Former Republican Rep. Vito Fossella, a Staten Island Republican (who left Congress in 2009 after damaging personal disclosures) sees Gingrich's rise as positive. Fossella said Gingrich "does have a solid record of achievement he can point to."

"I think he reflects many of the core issues that the Republican Party base is feeling," said Fossella, who's still seen as popular in his home borough and works nowadays for the consulting firm Park Strategies, headed by former Sen. Alfonse D'Amato. Fossella, who served for 12 years in Congress, hails Gingrich for "intellectual firepower," the sense that "issues matter," and "an ability to communicate his message effectively."

But running for the nation's top executive job with the record of any legislative leader imposes burdensome political baggage. Any majority leader, speaker or presiding officer comes from a single district and must cater to parochial concerns -- while also serving as partisan firebrands. That means hundreds of insider deals, compromises and trade-offs that might not show well when examined by the voters at large.

Lyndon Johnson and Gerald Ford were once congressional figures high up in the power hierarchy, and they became president, but by succession, at least initially. Barack Obama was a senator, but not long enough to gain seniority. Governors have had better luck reaching the White House in recent decades. Mitt Romney, a former governor of Massachusetts, and Rick Perry, the governor of Texas, know this.

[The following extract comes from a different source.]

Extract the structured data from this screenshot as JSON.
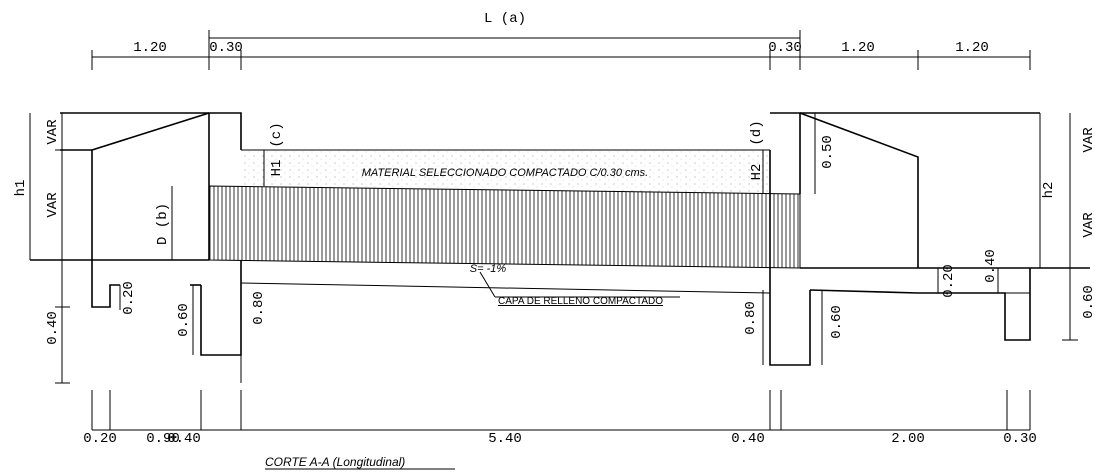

Last week, Nassau Republican chairman Joseph Mondello endorsed Romney, as did Hempstead Supervisor Kate Murray, State Senate Majority Leader Dean Skelos (R-Rockville Centre) and Nassau Executive Edward Mangano.

Suffolk GOP chairman John Jay LaValle said Thursday: "We're looking at the candidates, and, contrary to some of the mainstream reporting, I'm encouraged by the Republican field. I think there's great potential there. We are going be making a decision in the immediate future."

There's still room to speculate whether the politician best known for the "Contract with America" can negotiate himself a contract to carry the flag for his party.